British oil major BP's plea to reconsider several payments made under the 2012 Gulf of Mexico disaster settlement programme has been approved by a US federal appeals court.
The decision will come as a relief to the company, which is trying to cut down its rising costs related to the oil spill.
The appeals court asked the district court to reexamine the settlement claims to determine whether they are genuine or not. It noted that the settlement would be invalid if unworthy people, or businesses, are compensated.
Federal judge Edith Clement also directed the lower court to halt payments on claims that do not meet stricter standards.
"There is no need to secure peace with those with whom one is not at war," Reuters quoted Clement as saying.
"The district court had no authority to approve the settlement of a class that included members that had not sustained losses at all, or had sustained losses unrelated to the oil spill, as BP alleges.
"If the administrator is interpreting the settlement to include such claimants, the settlement is unlawful."

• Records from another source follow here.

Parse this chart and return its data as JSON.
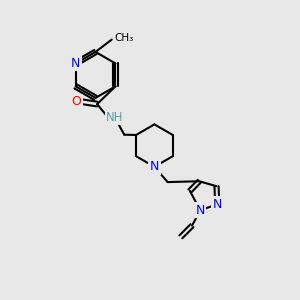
{
  "background_color": "#e8e8e8",
  "bond_color": "#000000",
  "atom_colors": {
    "N": "#0000ff",
    "O": "#ff0000",
    "H": "#5f9ea0",
    "C": "#000000"
  },
  "bond_width": 1.5,
  "font_size": 9,
  "figsize": [
    3.0,
    3.0
  ],
  "dpi": 100,
  "xlim": [
    0,
    10
  ],
  "ylim": [
    0,
    10
  ]
}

The company earlier asked the court to halt payments until the claims administrator improves its handling of the settlement programme with better accounting and anti-fraud controls. It noted that the existing standards in the settlement programme is too generous and is paying people who were unaffected by the oil spill.
The troubled company has already failed twice in its attempt to halt settlement payments.
In July, US District Judge Carl Barbier rejected BP's request to halt payments as the claims programme was still being investigated by Freeh. The judge also ordered BP to pay $130m (£80.2bn, €95.6bn) in fees to the administrator.
BP renewed the request on 5 August as a fraud hotline, set up by the company, found "new evidence of more widespread and potentially systemic improprieties" in the claims programme.
The oil company claimed that it had discovered two lawyers who are tasked with reviewing appeals of disputed claims, are also partners at law firms that represent the applicants in the Court Supervised Settlement Programme.
BP said this is evidence of conflict of interest, but Barbier ruled that there was no "credible evidence of fraud" in the compensation process as claimed by the oil major.
An explosion on BP's Deepwater Horizon rig on 20 April 2010, which killed 11 workers, resulted in one of the worst environmental disasters in history. BP has since forked out $42.4bn in oil spill-related charges.
BP's costs are still mounting as it has taken a substantial hit in the running of the victims' settlement programme. This includes payments to court-appointed vendors and appeals panellists. It also has to bear administrative costs to process remaining claims from the Gulf Coast Claims Facility, a fund set up to pay claimants before the current settlement was reached.
The company originally expected the programme to cost $7.8bn, but recently it lifted its estimate to $9.6bn and said it could go higher due to excessive fees and false claims.